The Nebraska Farmers Union (NEFU) said the proposed agriculture funding agreement reached by the House and Senate conferees for federal farm programs for years 2002 to 2011 contained good news and bad news for family farmers.
Lee Swenson , president of National Farmers Union (NFU), explained part of the good news. "We are pleased that Congress recognizes the need for additional farm program funding," Swenson said.
NEFU President John K Hansen further explained the good news. "They increased the baseline spending tied to commodity programs from $7.27 billion per year by adding an additional $7.35 billion per year in the 2002 to 2011 budget resolution. The budget resolution would raise the baseline spending from $7.27 billion per year to $14..62 billion per year for ag commodity programs," Hansen said.

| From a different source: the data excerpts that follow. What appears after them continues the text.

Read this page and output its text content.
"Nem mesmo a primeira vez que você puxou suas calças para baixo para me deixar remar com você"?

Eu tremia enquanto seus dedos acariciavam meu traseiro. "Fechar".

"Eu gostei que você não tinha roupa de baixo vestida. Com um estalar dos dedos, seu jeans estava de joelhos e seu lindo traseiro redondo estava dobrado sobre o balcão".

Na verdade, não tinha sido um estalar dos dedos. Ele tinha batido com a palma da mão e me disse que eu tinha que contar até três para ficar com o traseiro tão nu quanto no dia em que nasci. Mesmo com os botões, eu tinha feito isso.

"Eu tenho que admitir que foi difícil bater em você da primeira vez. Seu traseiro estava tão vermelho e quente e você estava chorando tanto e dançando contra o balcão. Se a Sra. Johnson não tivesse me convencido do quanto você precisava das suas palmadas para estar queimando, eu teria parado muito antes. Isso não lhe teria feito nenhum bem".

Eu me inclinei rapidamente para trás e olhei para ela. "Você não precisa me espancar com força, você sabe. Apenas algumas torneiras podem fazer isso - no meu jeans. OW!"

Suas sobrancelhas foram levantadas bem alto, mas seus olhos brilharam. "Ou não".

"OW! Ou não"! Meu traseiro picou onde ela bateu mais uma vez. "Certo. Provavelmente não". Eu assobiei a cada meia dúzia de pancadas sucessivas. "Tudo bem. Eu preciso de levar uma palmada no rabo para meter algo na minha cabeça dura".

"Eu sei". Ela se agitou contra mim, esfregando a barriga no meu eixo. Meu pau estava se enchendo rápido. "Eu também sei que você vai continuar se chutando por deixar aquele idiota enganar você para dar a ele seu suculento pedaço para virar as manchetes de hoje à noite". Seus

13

"Unfortunately," Hansen explained, "while the increased baseline spending for the ag commodity section of federal farm programs is raised to $14.62 billion per year, that level of spending still is far below the $22.49 billion Congress spent last year on the same programs. We need to remember that the 1996 farm bill stripped all the farmgate price impacting tools out of the farm policy tool box and, as a result, farm commodity prices have collapsed," Hansen said.
Hansen went on to say, "The average national market price of corn is down 32%, soybeans down 35% and wheat down 38%. That is a manmade economic disaster for farmers. In addition to collapsing farmgate commodity prices, the cost of farm inputs has risen dramatically, reflecting skyrocketing energy costs. Many of our family farmers can no longer absorb the double whammy of collapsing ag commodity prices and skyrocketing operating costs and, as a direct result of the 1996 farm bill, are being forced out of business. The status quo is not acceptable. We must make substantial improvements in farm income," Hansen said.

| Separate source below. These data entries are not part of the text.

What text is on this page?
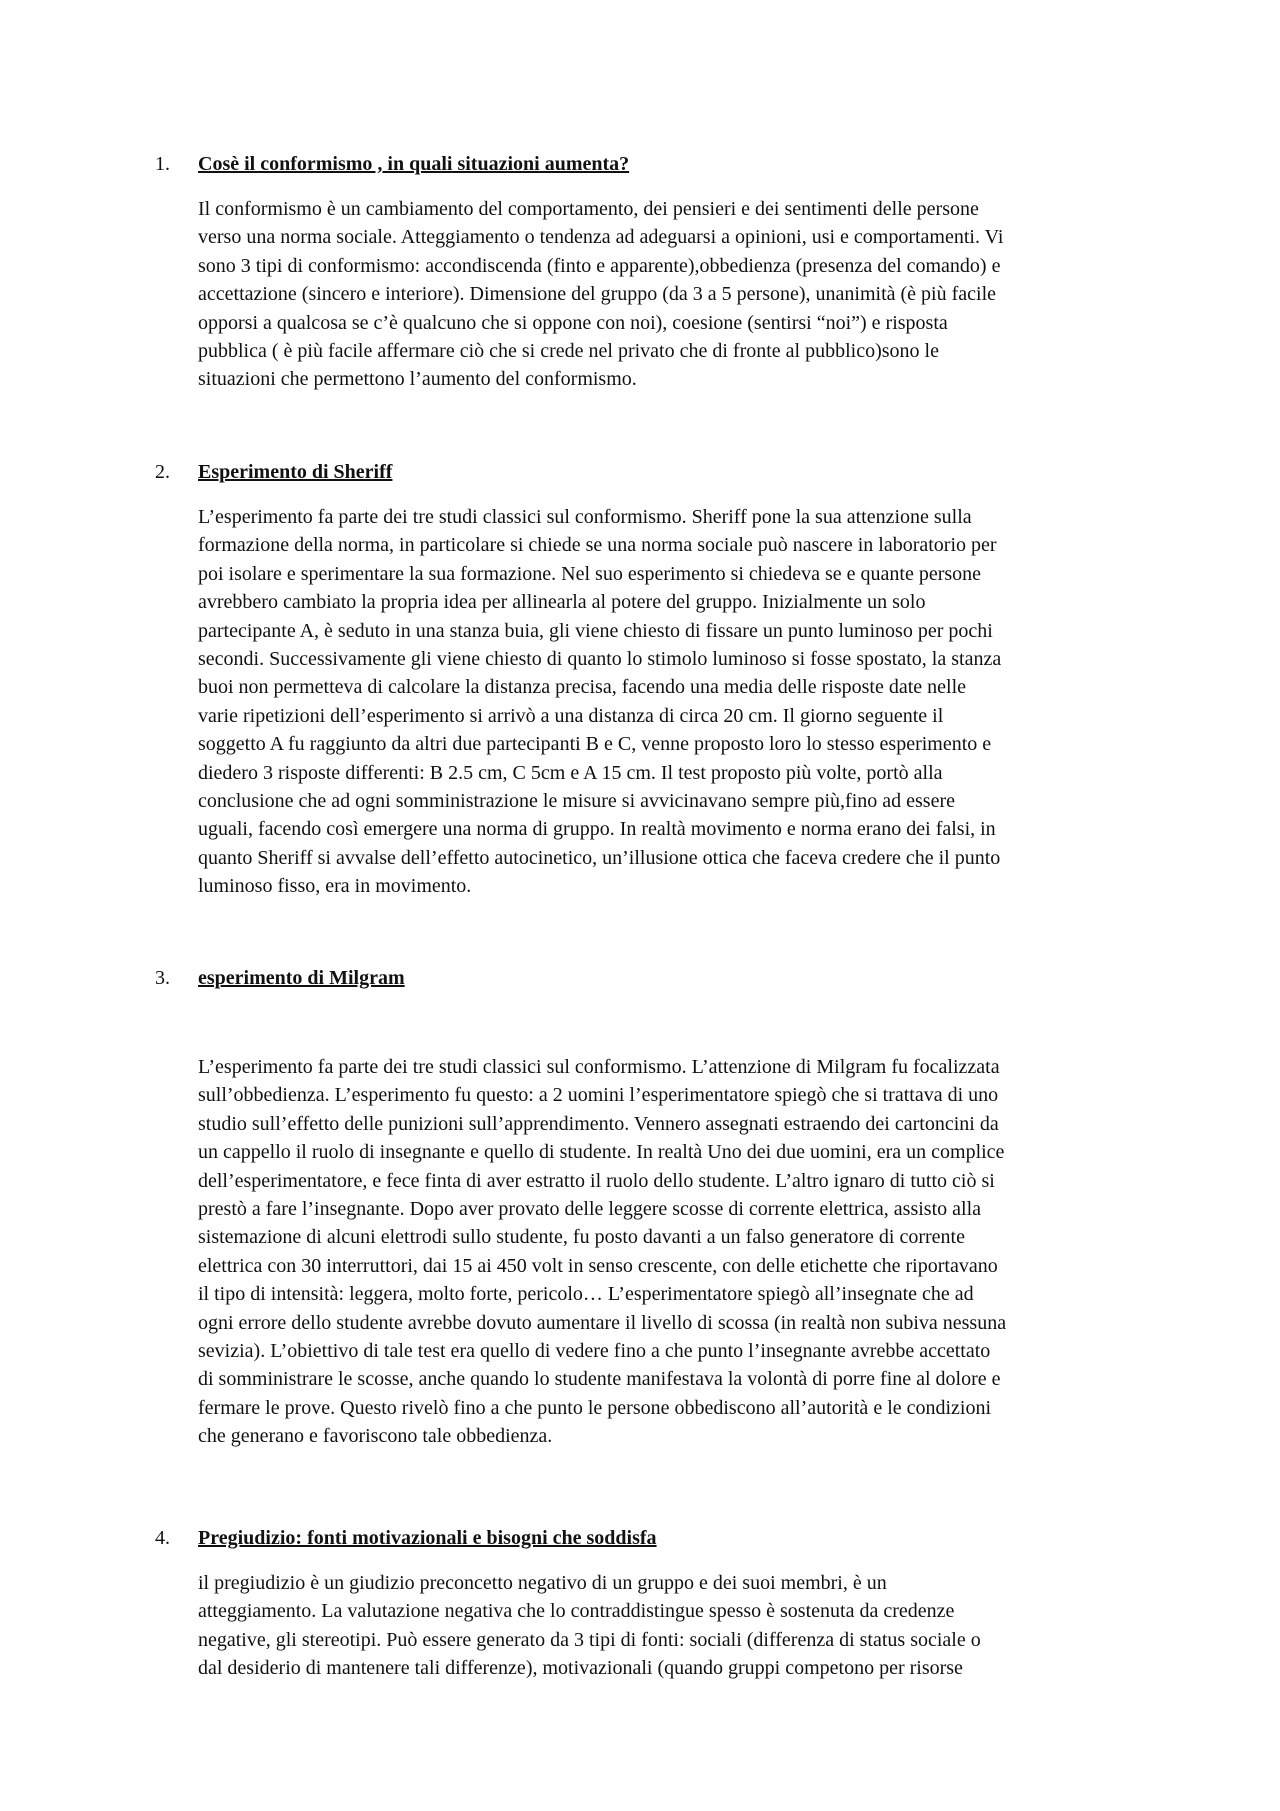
1. Cosè il conformismo , in quali situazioni aumenta?
Il conformismo è un cambiamento del comportamento, dei pensieri e dei sentimenti delle persone
verso una norma sociale. Atteggiamento o tendenza ad adeguarsi a opinioni, usi e comportamenti. Vi
sono 3 tipi di conformismo: accondiscenda (finto e apparente),obbedienza (presenza del comando) e
accettazione (sincero e interiore). Dimensione del gruppo (da 3 a 5 persone), unanimità (è più facile
opporsi a qualcosa se c’è qualcuno che si oppone con noi), coesione (sentirsi “noi”) e risposta
pubblica ( è più facile affermare ciò che si crede nel privato che di fronte al pubblico)sono le
situazioni che permettono l’aumento del conformismo.
2. Esperimento di Sheriff
L’esperimento fa parte dei tre studi classici sul conformismo. Sheriff pone la sua attenzione sulla
formazione della norma, in particolare si chiede se una norma sociale può nascere in laboratorio per
poi isolare e sperimentare la sua formazione. Nel suo esperimento si chiedeva se e quante persone
avrebbero cambiato la propria idea per allinearla al potere del gruppo. Inizialmente un solo
partecipante A, è seduto in una stanza buia, gli viene chiesto di fissare un punto luminoso per pochi
secondi. Successivamente gli viene chiesto di quanto lo stimolo luminoso si fosse spostato, la stanza
buoi non permetteva di calcolare la distanza precisa, facendo una media delle risposte date nelle
varie ripetizioni dell’esperimento si arrivò a una distanza di circa 20 cm. Il giorno seguente il
soggetto A fu raggiunto da altri due partecipanti B e C, venne proposto loro lo stesso esperimento e
diedero 3 risposte differenti: B 2.5 cm, C 5cm e A 15 cm. Il test proposto più volte, portò alla
conclusione che ad ogni somministrazione le misure si avvicinavano sempre più,fino ad essere
uguali, facendo così emergere una norma di gruppo. In realtà movimento e norma erano dei falsi, in
quanto Sheriff si avvalse dell’effetto autocinetico, un’illusione ottica che faceva credere che il punto
luminoso fisso, era in movimento.
3. esperimento di Milgram
L’esperimento fa parte dei tre studi classici sul conformismo. L’attenzione di Milgram fu focalizzata
sull’obbedienza. L’esperimento fu questo: a 2 uomini l’esperimentatore spiegò che si trattava di uno
studio sull’effetto delle punizioni sull’apprendimento. Vennero assegnati estraendo dei cartoncini da
un cappello il ruolo di insegnante e quello di studente. In realtà Uno dei due uomini, era un complice
dell’esperimentatore, e fece finta di aver estratto il ruolo dello studente. L’altro ignaro di tutto ciò si
prestò a fare l’insegnante. Dopo aver provato delle leggere scosse di corrente elettrica, assisto alla
sistemazione di alcuni elettrodi sullo studente, fu posto davanti a un falso generatore di corrente
elettrica con 30 interruttori, dai 15 ai 450 volt in senso crescente, con delle etichette che riportavano
il tipo di intensità: leggera, molto forte, pericolo… L’esperimentatore spiegò all’insegnate che ad
ogni errore dello studente avrebbe dovuto aumentare il livello di scossa (in realtà non subiva nessuna
sevizia). L’obiettivo di tale test era quello di vedere fino a che punto l’insegnante avrebbe accettato
di somministrare le scosse, anche quando lo studente manifestava la volontà di porre fine al dolore e
fermare le prove. Questo rivelò fino a che punto le persone obbediscono all’autorità e le condizioni
che generano e favoriscono tale obbedienza.
4. Pregiudizio: fonti motivazionali e bisogni che soddisfa
il pregiudizio è un giudizio preconcetto negativo di un gruppo e dei suoi membri, è un
atteggiamento. La valutazione negativa che lo contraddistingue spesso è sostenuta da credenze
negative, gli stereotipi. Può essere generato da 3 tipi di fonti: sociali (differenza di status sociale o
dal desiderio di mantenere tali differenze), motivazionali (quando gruppi competono per risorse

Farmers Union found more bad news in the ag budget agreement for years 2001 and 2002. The family farmer-and-rancher organization expressed major concern that the additional $5.5 billion for 2001 is not enough to address the farm income crunch farmers are currently facing. The proposed funding is far short of the $9 billion that Farmers Union, along with other agriculture organizations, had identified as the minimum level needed to address this year's needs in agriculture.
"We are disappointed that emergency funding in this agreement is little more than half of the previous commitment, when today's problems facing farmers and ranchers are worse," said Swenson.
In 2001, farmers and ranchers face the fourth consecutive year of below the cost of production commodity prices. This year, farmers are estimated to absorb an additional $2 million in energy related farm operating costs for farm inputs, including fuel, fertilizer, irrigation pumping, grain drying, trucking and milking facilities.
"The new proposed budget guidelines mean that Congress must rethink its approach to farm programs. Congress must focus on how to structure farm programs, so that spending fits into the new budget guidelines while dramatically raising domestic ag commodity prices. If Congress does not raise farmgate value, they cannot meet the grow-ing crisis of farm income and related challenges we face in rural America," Hansen added. "Farmers Union will work aggressively with members of Congress to craft a farm bill that improves market prices for commodities, which will decrease the need for direct government assistance. We need to make sure, in addition to improved commodity prices, the farm bill also addresses the needs of rural development and conservation," Hansen concluded.